# Growing in greenhouse.



## Esheter (Dec 3, 2014)

During the next summer I' m gonna be growing a Taiga strain in a greenhouse. My grandmother keeps some animals there and I'm thinking about using ''black soil''(closest translation I could come up with), some basic nutrients and perlite for growing. Any tips?


----------



## Hushpuppy (Dec 3, 2014)

I would take a sample and have it analyzed before using it. I would be willing to bet that it would cook most young plants because of the ammonia and high nitrogen. You will probably need to test it and then amend it now so that it can have all winter to get right. I would dump a boat load of leaves and ashes(not pine straw, too acidic) in on top of it after analyzing and amending it.
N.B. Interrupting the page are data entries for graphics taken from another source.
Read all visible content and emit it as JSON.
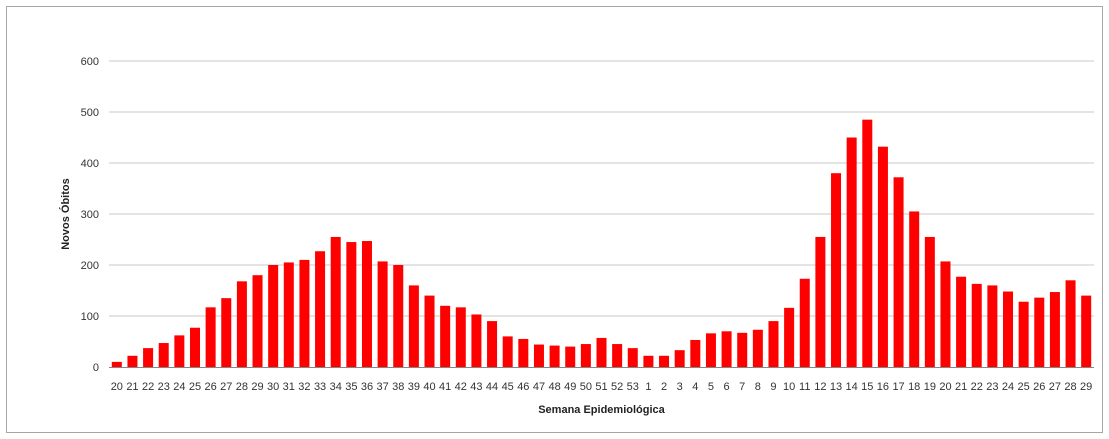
{
  "chart_data": {
    "type": "bar",
    "title": "",
    "xlabel": "Semana Epidemiológica",
    "ylabel": "Novos Óbitos",
    "ylim": [
      0,
      600
    ],
    "yticks": [
      0,
      100,
      200,
      300,
      400,
      500,
      600
    ],
    "grid": true,
    "legend": "none",
    "bar_color": "#ff0000",
    "categories": [
      "20",
      "21",
      "22",
      "23",
      "24",
      "25",
      "26",
      "27",
      "28",
      "29",
      "30",
      "31",
      "32",
      "33",
      "34",
      "35",
      "36",
      "37",
      "38",
      "39",
      "40",
      "41",
      "42",
      "43",
      "44",
      "45",
      "46",
      "47",
      "48",
      "49",
      "50",
      "51",
      "52",
      "53",
      "1",
      "2",
      "3",
      "4",
      "5",
      "6",
      "7",
      "8",
      "9",
      "10",
      "11",
      "12",
      "13",
      "14",
      "15",
      "16",
      "17",
      "18",
      "19",
      "20",
      "21",
      "22",
      "23",
      "24",
      "25",
      "26",
      "27",
      "28",
      "29"
    ],
    "values": [
      10,
      22,
      37,
      47,
      62,
      77,
      117,
      135,
      168,
      180,
      200,
      205,
      210,
      227,
      255,
      245,
      247,
      207,
      200,
      160,
      140,
      120,
      117,
      103,
      90,
      60,
      55,
      44,
      42,
      40,
      45,
      57,
      45,
      37,
      22,
      22,
      33,
      53,
      66,
      70,
      67,
      73,
      90,
      116,
      173,
      255,
      380,
      450,
      485,
      432,
      372,
      305,
      255,
      207,
      177,
      163,
      160,
      148,
      128,
      136,
      147,
      170,
      140
    ]
  }
}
The leaves will keep the soil warm enough for the microbes to stay going and get the soil in good shape. You may even want to colonize it with Mychorrizae before putting the leaves on top.


----------



## The Hemp Goddess (Dec 4, 2014)

Unfortunately, the term black soil tells us nothing at all about the soil.  But, like Hush mentioned, you cannot just plant cannabis in any old soil.  I suggest that you do some reading up on what constitutes a good soil mixture and then go from there.  You really will need to know what the soil you are planning on using contains.


----------



## pcduck (Dec 4, 2014)

If she kept cats and dogs in there, I would not use the soil until treated


----------



## Esheter (Dec 4, 2014)

I mean, cows, horses, pigs and sheep.


----------



## pcduck (Dec 4, 2014)

OK....
I would then get some bone meal and dolomite lime and ashes. Maybe some gypsum also along with leaves.


----------